National Newspaper Association report

The National Newspaper Association has again called for measurement of on-time delivery of rural mail.

Appearing at a May roundtable hosted by the Senate Committee on Homeland Security and Governmental Affairs, NNA Chief Executive Officer and General Counsel Tonda F. Rush said Congress should follow the maxim that “what gets measured gets done,” according to the newspaper association.

If the U.S. Postal Service is required to report on the quality of rural mail delivery, trouble spots of late mail service will be identified and can be addressed, NNA said.

NNA Postal Committee Chairman Max Heath and Interlink President Brad Hill, who serve on the Mailers Technical Advisory Committee, also represented NNA’s postal concerns at the National Postal Forum.

Heath said senior postal executives invited discussion on ways to improve rural mail delivery.

The Postal Service has publicly recognized NNA’s petition for Service Hubs as the kick-starter for establishment of new cross-docking platforms for some newspaper mail and mail entered by other mailers in sites where mail-processing plants used to be.
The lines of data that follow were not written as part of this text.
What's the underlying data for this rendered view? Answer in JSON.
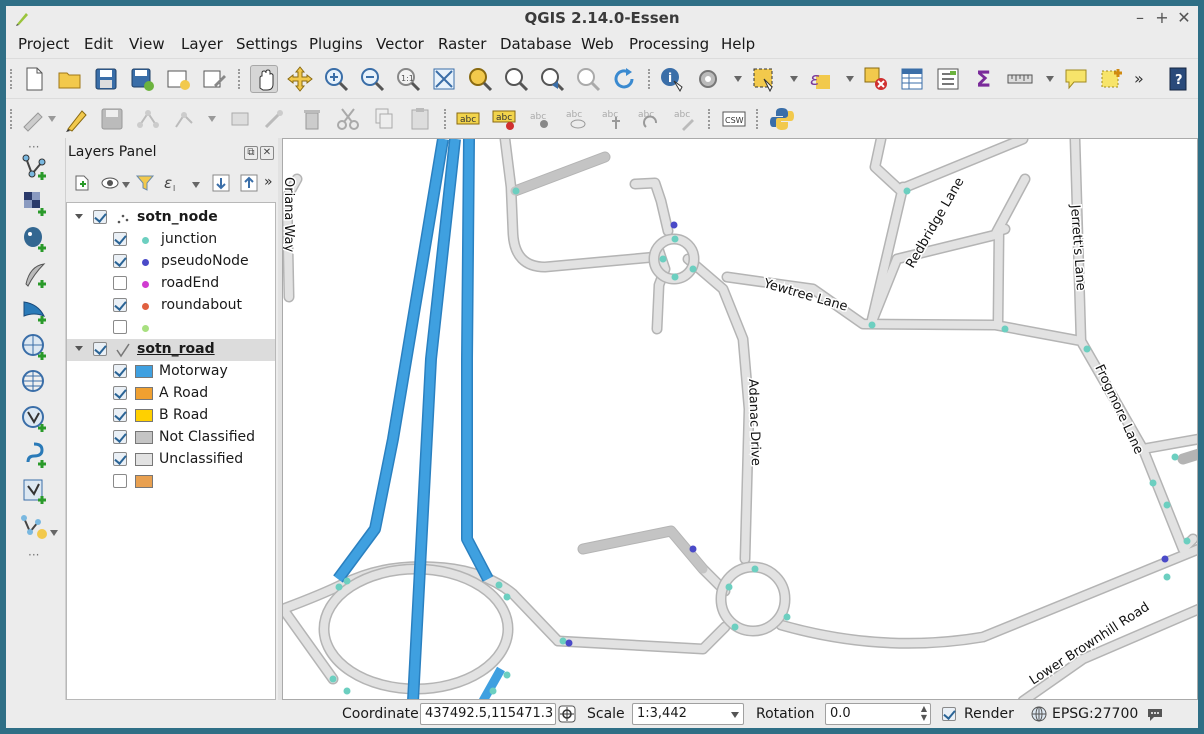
{
  "window": {
    "title": "QGIS 2.14.0-Essen"
  },
  "menubar": [
    "Project",
    "Edit",
    "View",
    "Layer",
    "Settings",
    "Plugins",
    "Vector",
    "Raster",
    "Database",
    "Web",
    "Processing",
    "Help"
  ],
  "layers_panel": {
    "title": "Layers Panel",
    "groups": [
      {
        "name": "sotn_node",
        "checked": true,
        "items": [
          {
            "label": "junction",
            "checked": true,
            "color": "#6ccfc0"
          },
          {
            "label": "pseudoNode",
            "checked": true,
            "color": "#4a4ac8"
          },
          {
            "label": "roadEnd",
            "checked": false,
            "color": "#d03cd0"
          },
          {
            "label": "roundabout",
            "checked": true,
            "color": "#e06040"
          },
          {
            "label": "",
            "checked": false,
            "color": "#a8e080"
          }
        ]
      },
      {
        "name": "sotn_road",
        "checked": true,
        "items": [
          {
            "label": "Motorway",
            "checked": true,
            "color": "#3fa0e0"
          },
          {
            "label": "A Road",
            "checked": true,
            "color": "#f0a030"
          },
          {
            "label": "B Road",
            "checked": true,
            "color": "#ffd000"
          },
          {
            "label": "Not Classified",
            "checked": true,
            "color": "#c4c4c4"
          },
          {
            "label": "Unclassified",
            "checked": true,
            "color": "#e2e2e2"
          },
          {
            "label": "",
            "checked": false,
            "color": "#e8a050"
          }
        ]
      }
    ]
  },
  "map": {
    "road_labels": [
      "Oriana Way",
      "Redbridge Lane",
      "Jerrett's Lane",
      "Yewtree Lane",
      "Adanac Drive",
      "Frogmore Lane",
      "Lower Brownhill Road"
    ],
    "colors": {
      "motorway": "#3fa0e0",
      "road_casing": "#b4b4b4",
      "road_fill": "#e2e2e2",
      "junction": "#6ccfc0",
      "pseudo_node": "#4a4ac8"
    }
  },
  "statusbar": {
    "coordinate_label": "Coordinate",
    "coordinate_value": "437492.5,115471.3",
    "scale_label": "Scale",
    "scale_value": "1:3,442",
    "rotation_label": "Rotation",
    "rotation_value": "0.0",
    "render_label": "Render",
    "render_checked": true,
    "crs": "EPSG:27700"
  }
}
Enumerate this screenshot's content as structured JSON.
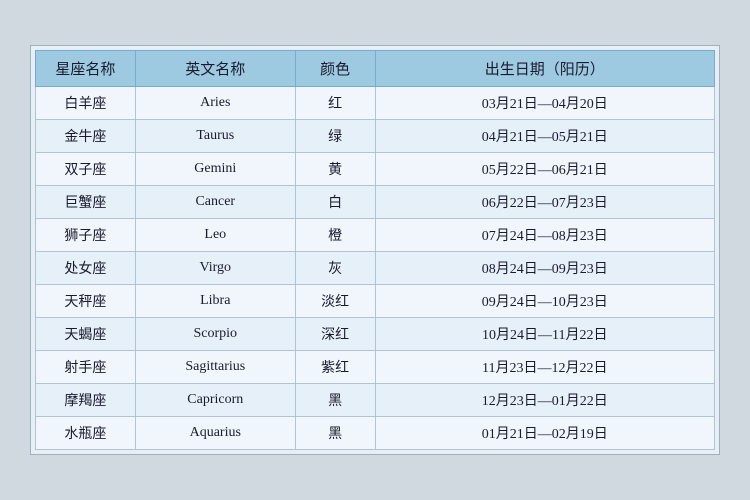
{
  "table": {
    "headers": [
      "星座名称",
      "英文名称",
      "颜色",
      "出生日期（阳历）"
    ],
    "rows": [
      {
        "chinese": "白羊座",
        "english": "Aries",
        "color": "红",
        "date": "03月21日—04月20日"
      },
      {
        "chinese": "金牛座",
        "english": "Taurus",
        "color": "绿",
        "date": "04月21日—05月21日"
      },
      {
        "chinese": "双子座",
        "english": "Gemini",
        "color": "黄",
        "date": "05月22日—06月21日"
      },
      {
        "chinese": "巨蟹座",
        "english": "Cancer",
        "color": "白",
        "date": "06月22日—07月23日"
      },
      {
        "chinese": "狮子座",
        "english": "Leo",
        "color": "橙",
        "date": "07月24日—08月23日"
      },
      {
        "chinese": "处女座",
        "english": "Virgo",
        "color": "灰",
        "date": "08月24日—09月23日"
      },
      {
        "chinese": "天秤座",
        "english": "Libra",
        "color": "淡红",
        "date": "09月24日—10月23日"
      },
      {
        "chinese": "天蝎座",
        "english": "Scorpio",
        "color": "深红",
        "date": "10月24日—11月22日"
      },
      {
        "chinese": "射手座",
        "english": "Sagittarius",
        "color": "紫红",
        "date": "11月23日—12月22日"
      },
      {
        "chinese": "摩羯座",
        "english": "Capricorn",
        "color": "黑",
        "date": "12月23日—01月22日"
      },
      {
        "chinese": "水瓶座",
        "english": "Aquarius",
        "color": "黑",
        "date": "01月21日—02月19日"
      }
    ]
  }
}
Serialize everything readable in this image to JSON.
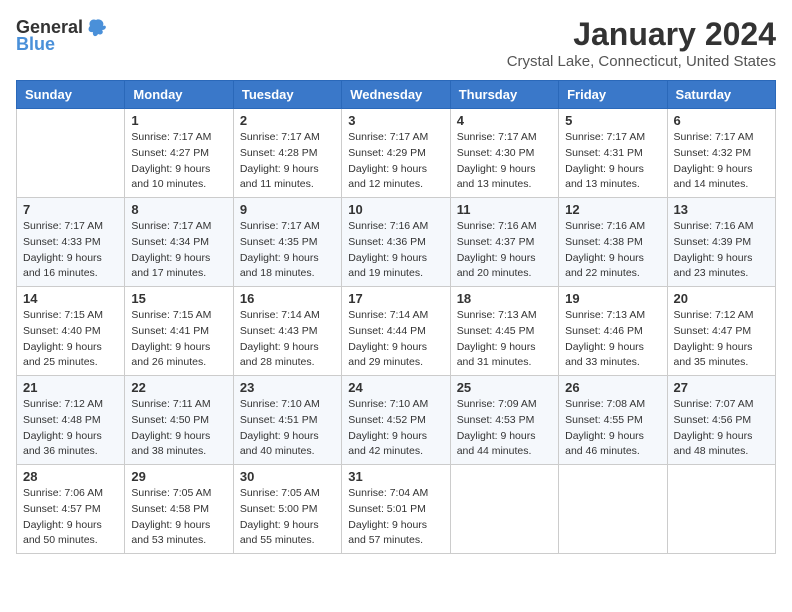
{
  "header": {
    "logo_general": "General",
    "logo_blue": "Blue",
    "title": "January 2024",
    "subtitle": "Crystal Lake, Connecticut, United States"
  },
  "days_of_week": [
    "Sunday",
    "Monday",
    "Tuesday",
    "Wednesday",
    "Thursday",
    "Friday",
    "Saturday"
  ],
  "weeks": [
    [
      {
        "day": "",
        "info": ""
      },
      {
        "day": "1",
        "info": "Sunrise: 7:17 AM\nSunset: 4:27 PM\nDaylight: 9 hours\nand 10 minutes."
      },
      {
        "day": "2",
        "info": "Sunrise: 7:17 AM\nSunset: 4:28 PM\nDaylight: 9 hours\nand 11 minutes."
      },
      {
        "day": "3",
        "info": "Sunrise: 7:17 AM\nSunset: 4:29 PM\nDaylight: 9 hours\nand 12 minutes."
      },
      {
        "day": "4",
        "info": "Sunrise: 7:17 AM\nSunset: 4:30 PM\nDaylight: 9 hours\nand 13 minutes."
      },
      {
        "day": "5",
        "info": "Sunrise: 7:17 AM\nSunset: 4:31 PM\nDaylight: 9 hours\nand 13 minutes."
      },
      {
        "day": "6",
        "info": "Sunrise: 7:17 AM\nSunset: 4:32 PM\nDaylight: 9 hours\nand 14 minutes."
      }
    ],
    [
      {
        "day": "7",
        "info": "Sunrise: 7:17 AM\nSunset: 4:33 PM\nDaylight: 9 hours\nand 16 minutes."
      },
      {
        "day": "8",
        "info": "Sunrise: 7:17 AM\nSunset: 4:34 PM\nDaylight: 9 hours\nand 17 minutes."
      },
      {
        "day": "9",
        "info": "Sunrise: 7:17 AM\nSunset: 4:35 PM\nDaylight: 9 hours\nand 18 minutes."
      },
      {
        "day": "10",
        "info": "Sunrise: 7:16 AM\nSunset: 4:36 PM\nDaylight: 9 hours\nand 19 minutes."
      },
      {
        "day": "11",
        "info": "Sunrise: 7:16 AM\nSunset: 4:37 PM\nDaylight: 9 hours\nand 20 minutes."
      },
      {
        "day": "12",
        "info": "Sunrise: 7:16 AM\nSunset: 4:38 PM\nDaylight: 9 hours\nand 22 minutes."
      },
      {
        "day": "13",
        "info": "Sunrise: 7:16 AM\nSunset: 4:39 PM\nDaylight: 9 hours\nand 23 minutes."
      }
    ],
    [
      {
        "day": "14",
        "info": "Sunrise: 7:15 AM\nSunset: 4:40 PM\nDaylight: 9 hours\nand 25 minutes."
      },
      {
        "day": "15",
        "info": "Sunrise: 7:15 AM\nSunset: 4:41 PM\nDaylight: 9 hours\nand 26 minutes."
      },
      {
        "day": "16",
        "info": "Sunrise: 7:14 AM\nSunset: 4:43 PM\nDaylight: 9 hours\nand 28 minutes."
      },
      {
        "day": "17",
        "info": "Sunrise: 7:14 AM\nSunset: 4:44 PM\nDaylight: 9 hours\nand 29 minutes."
      },
      {
        "day": "18",
        "info": "Sunrise: 7:13 AM\nSunset: 4:45 PM\nDaylight: 9 hours\nand 31 minutes."
      },
      {
        "day": "19",
        "info": "Sunrise: 7:13 AM\nSunset: 4:46 PM\nDaylight: 9 hours\nand 33 minutes."
      },
      {
        "day": "20",
        "info": "Sunrise: 7:12 AM\nSunset: 4:47 PM\nDaylight: 9 hours\nand 35 minutes."
      }
    ],
    [
      {
        "day": "21",
        "info": "Sunrise: 7:12 AM\nSunset: 4:48 PM\nDaylight: 9 hours\nand 36 minutes."
      },
      {
        "day": "22",
        "info": "Sunrise: 7:11 AM\nSunset: 4:50 PM\nDaylight: 9 hours\nand 38 minutes."
      },
      {
        "day": "23",
        "info": "Sunrise: 7:10 AM\nSunset: 4:51 PM\nDaylight: 9 hours\nand 40 minutes."
      },
      {
        "day": "24",
        "info": "Sunrise: 7:10 AM\nSunset: 4:52 PM\nDaylight: 9 hours\nand 42 minutes."
      },
      {
        "day": "25",
        "info": "Sunrise: 7:09 AM\nSunset: 4:53 PM\nDaylight: 9 hours\nand 44 minutes."
      },
      {
        "day": "26",
        "info": "Sunrise: 7:08 AM\nSunset: 4:55 PM\nDaylight: 9 hours\nand 46 minutes."
      },
      {
        "day": "27",
        "info": "Sunrise: 7:07 AM\nSunset: 4:56 PM\nDaylight: 9 hours\nand 48 minutes."
      }
    ],
    [
      {
        "day": "28",
        "info": "Sunrise: 7:06 AM\nSunset: 4:57 PM\nDaylight: 9 hours\nand 50 minutes."
      },
      {
        "day": "29",
        "info": "Sunrise: 7:05 AM\nSunset: 4:58 PM\nDaylight: 9 hours\nand 53 minutes."
      },
      {
        "day": "30",
        "info": "Sunrise: 7:05 AM\nSunset: 5:00 PM\nDaylight: 9 hours\nand 55 minutes."
      },
      {
        "day": "31",
        "info": "Sunrise: 7:04 AM\nSunset: 5:01 PM\nDaylight: 9 hours\nand 57 minutes."
      },
      {
        "day": "",
        "info": ""
      },
      {
        "day": "",
        "info": ""
      },
      {
        "day": "",
        "info": ""
      }
    ]
  ]
}
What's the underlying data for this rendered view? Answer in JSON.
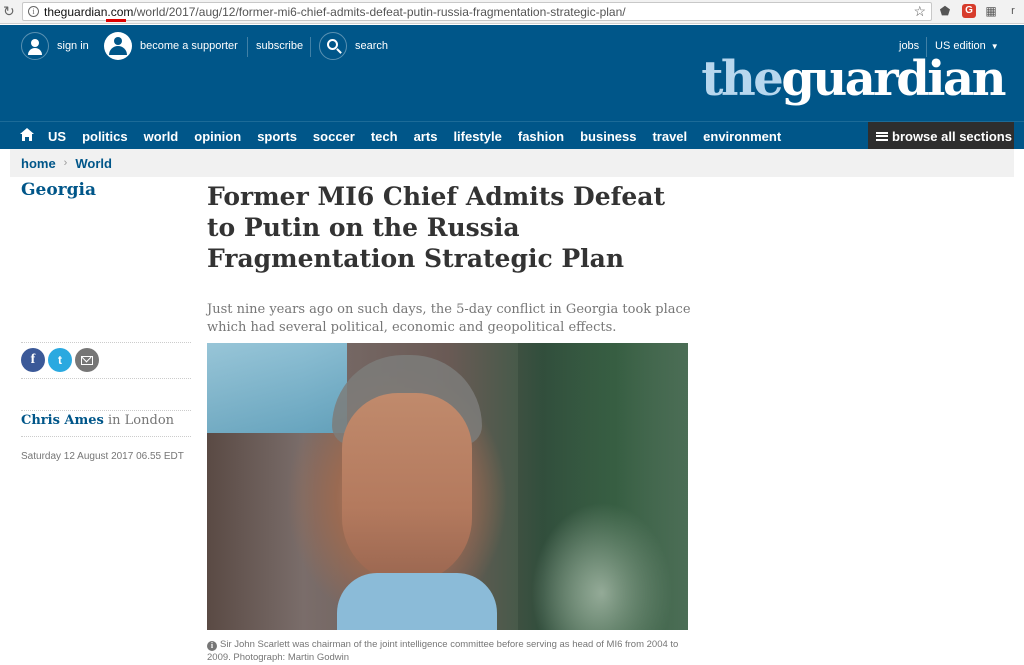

There are currently about 50 hubs in operation. A total of 212 are expected to be in operation this summer.

NNA President John Edgecombe Jr., publisher of The Nebraska Signal in Geneva, Nebraska, said an alarming deterioration in rural mail service is being reported across the country.

“The Postal Service took a radical step when it began closing down the processing operations in smaller cities and moved them to the heart of urban America,” he said. “Travel distances increased, traffic problems hampered the movement of postal trucks and the windows for accepting and processing mail began to shrink.”

It should surprise no one that people in small towns are getting their mail later, and readers of community newspapers have been particularly harmed by the changes, Edgecombe said.

“So NNA is taking every possible step to get the Postal Service to address the problems created by these closings,” he said.

Rush explained to the Senate committee that although the Postal Service regularly reports on how well it achieves its service standards, the information is heavily weighted toward urban mail, according to the newspaper association.

Even so, USPS reported serious deterioration during the first quarter of 2015 for First-Class Mail that should have been delivered within three days.

In many cities, the standard was achieved less than 60 percent of the time. The Postal Service has blamed bad weather across the country.

Sen. Jon Tester, D-MT, expressed his concern about a slowdown in service in his state.

“There was bad weather in the Northeast, but in Montana we were in shirt sleeves. There is always going to be bad weather somewhere,” he said.

Carper asked witnesses appearing at the roundtable for one new idea each on how to help the Postal Service achieve financial stability.

“I think people in business will tell you it is always less expensive to keep a customer than to get a new one,” Rush said. “The best place for the Postal Service to begin is to stop driving away the mail volume it already has. It has cut all the costs it can afford to cut. At this point, Congress is our only hope.”

NNA asked Congress to move quickly on a bill that will relieve financial pressure on the Postal Service by changing the requirement for prepayment of retiree health benefits.

The newspaper association also supports a proposal by postal worker groups to permit USPS to invest its funds in conservative private equities instead of only in the U.S. Treasury.

The Thrift Savings Plan that provides retirement benefits for federal workers currently has limited private equity investment authority and is expected to provide a model for USPS investments.